Senin, 08 Juli 2013

Catatan Jelang Romadhon



Jelang Romadhon setahun yang lalu.

Bapak, aku kembali ke hadapanmu. Kembali memohon kau turut pikulkan beban yang terasa begitu berat di sanubariku. Memohon kau usap luka yang kembali tergores. Karna kutahu, di renta usiamu, kau tetap kokoh buatku. Entahlah Pak, Nurani ini begitu kaku. Tak bisa menerima apapun yang tak bisa kutempatkan di sana.

            Bapak. Aku kembali ke pelukanmu. Sebagai lilin yang tinggal pangkal tak lagi utuh. Tlah habis memberi terang bagi gelap sekelilingnya. Kerna itulah yang pernah kau ajarkan padaku. Kerna tempat bersandar hanya padaNya yang hakiki. Hingga aku terhanyut dalam arus hidup yang tak pernah kutahu arahnya. Hidup memang misteri bukan?  Kerna tak pernah kutahu dari mana awal, dan di mana akhir, dari sebuah episode cerita hidup yang harus kulakonkan.

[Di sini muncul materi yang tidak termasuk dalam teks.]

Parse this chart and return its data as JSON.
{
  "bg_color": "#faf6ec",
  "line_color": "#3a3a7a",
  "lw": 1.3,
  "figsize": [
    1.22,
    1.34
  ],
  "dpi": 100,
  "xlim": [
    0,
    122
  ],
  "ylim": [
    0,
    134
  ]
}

            Bapak. Aku kembali membawakanmu sejumput harap. Tentang Romadhon yang ingin kujalani sebulan penuh bersamamu. Setelah belasan tahun Romadhonku kujalani dalam pengambaran panjangku. Hanya itu yang kumau. Karena tak mampu kuberikan duniawi untuk Romadon dan Lebaranmu, Bapak.

            Bapak. Aku gembira, aku bahagia, entah bagaimana aku harus mensyukurinya. Allah mengabulkan harapku kan? Hingga Romadhon tahun kemarin bisa kujalani bersamamu. Utuh, sebulan penuh. Dan menjadi Romadhon yang paling istimewa untukku. Romadhon terindah dan  Romadhon paling berharga seumur hidupku. Romadhon paling cemerlang dalam sejarah yang tertulis tentangku.

            Bapak. Kutahu kau letih. Tak seharusnya kupinta kau pikulkan bebanku di pundakmu. Maafkan anakmu yang tak tahu diri ya. Sebenarnya, aku masih berharap bisa kembali menjalani Romadhon ini bersamamu. Sampai Idul Fitri nanti, juga hari-hari sesudahnya. Karena masih banyak yang ingin kutahu darimu, Guru Hebatku.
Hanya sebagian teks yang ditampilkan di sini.